The Tender Offer expired at 12:00 midnight, New York City time, on April 23, 2012 (the Expiration Date). Based on information provided by the depositary for the Tender Offer, an aggregate principal amount of approximately $259.2 million of 2015 Notes were validly tendered and not validly withdrawn in the Tender Offer.
Holders of 2015 Notes who validly tendered their 2015 Notes in the Tender Offer as of 12:00 midnight, New York City time on Monday, April 9, 2012 (the Early Tender & Consent Date) received $1,013 per $1,000 principal amount of 2015 Notes accepted in the Tender Offer. Holders of 2015 Notes who validly tendered after the Early Tender & Consent Date and at or before the Expiration Date will receive $1,003 per $1,000 principal amount of 2015 Notes accepted in the Tender Offer, which excludes the consent payment of $10 per $1,000 principal amount of 2015 Notes.
Meritage intends to retire the remaining, untendered 2015 Notes through a call for redemption, and has provided notice of such call to the holders of the 2015 Notes.
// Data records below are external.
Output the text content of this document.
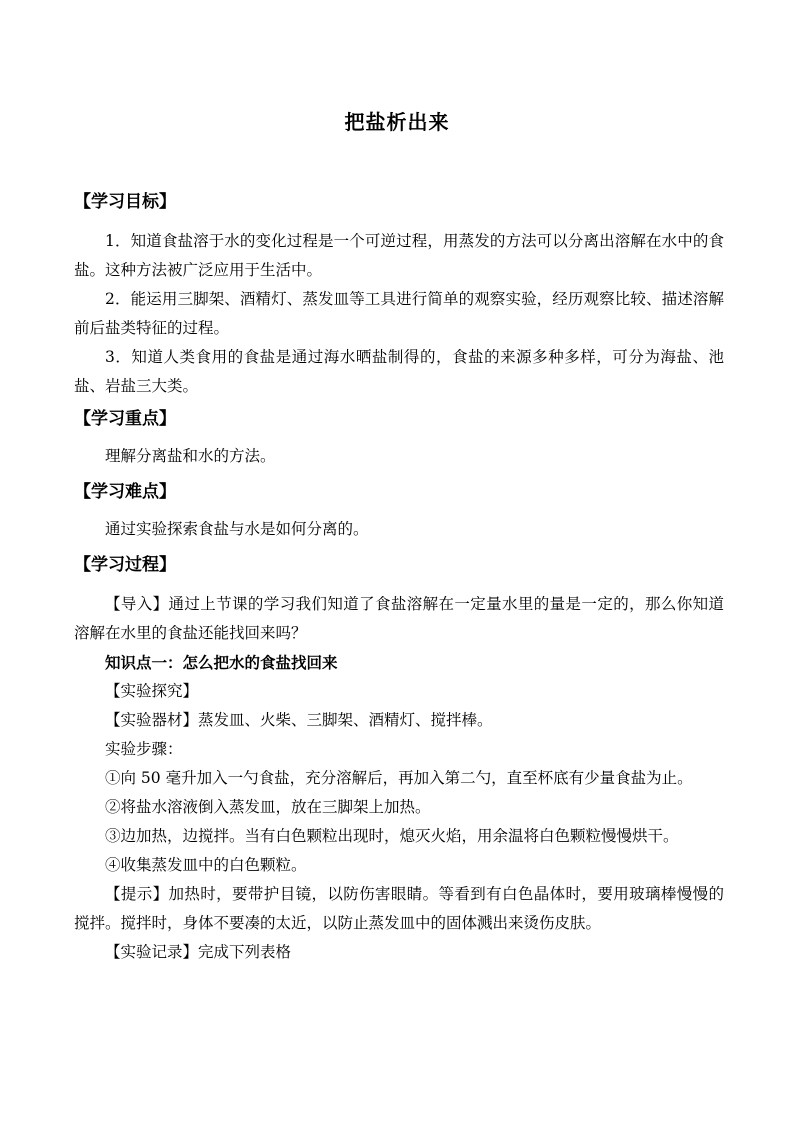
把盐析出来
【学习目标】

1．知道食盐溶于水的变化过程是一个可逆过程，用蒸发的方法可以分离出溶解在水中的食盐。这种方法被广泛应用于生活中。

2．能运用三脚架、酒精灯、蒸发皿等工具进行简单的观察实验，经历观察比较、描述溶解前后盐类特征的过程。

3．知道人类食用的食盐是通过海水晒盐制得的，食盐的来源多种多样，可分为海盐、池盐、岩盐三大类。

【学习重点】

理解分离盐和水的方法。

【学习难点】

通过实验探索食盐与水是如何分离的。

【学习过程】

【导入】通过上节课的学习我们知道了食盐溶解在一定量水里的量是一定的，那么你知道溶解在水里的食盐还能找回来吗？

知识点一：怎么把水的食盐找回来

【实验探究】

【实验器材】蒸发皿、火柴、三脚架、酒精灯、搅拌棒。

实验步骤：

①向 50 毫升加入一勺食盐，充分溶解后，再加入第二勺，直至杯底有少量食盐为止。

②将盐水溶液倒入蒸发皿，放在三脚架上加热。

③边加热，边搅拌。当有白色颗粒出现时，熄灭火焰，用余温将白色颗粒慢慢烘干。

④收集蒸发皿中的白色颗粒。

【提示】加热时，要带护目镜，以防伤害眼睛。等看到有白色晶体时，要用玻璃棒慢慢的搅拌。搅拌时，身体不要凑的太近，以防止蒸发皿中的固体溅出来烫伤皮肤。

【实验记录】完成下列表格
This announcement is neither an offer to sell nor a solicitation of an offer to buy any of these securities and shall not constitute an offer, solicitation, or sale in any jurisdiction in which such offer, solicitation, or sale is unlawful. The securities will not be registered under the Securities Act of 1933, as amended (the Securities Act), or any state securities laws, and unless so registered, may not be offered or sold in the United States except pursuant to an exemption from the registration requirements of the Securities Act and applicable state laws.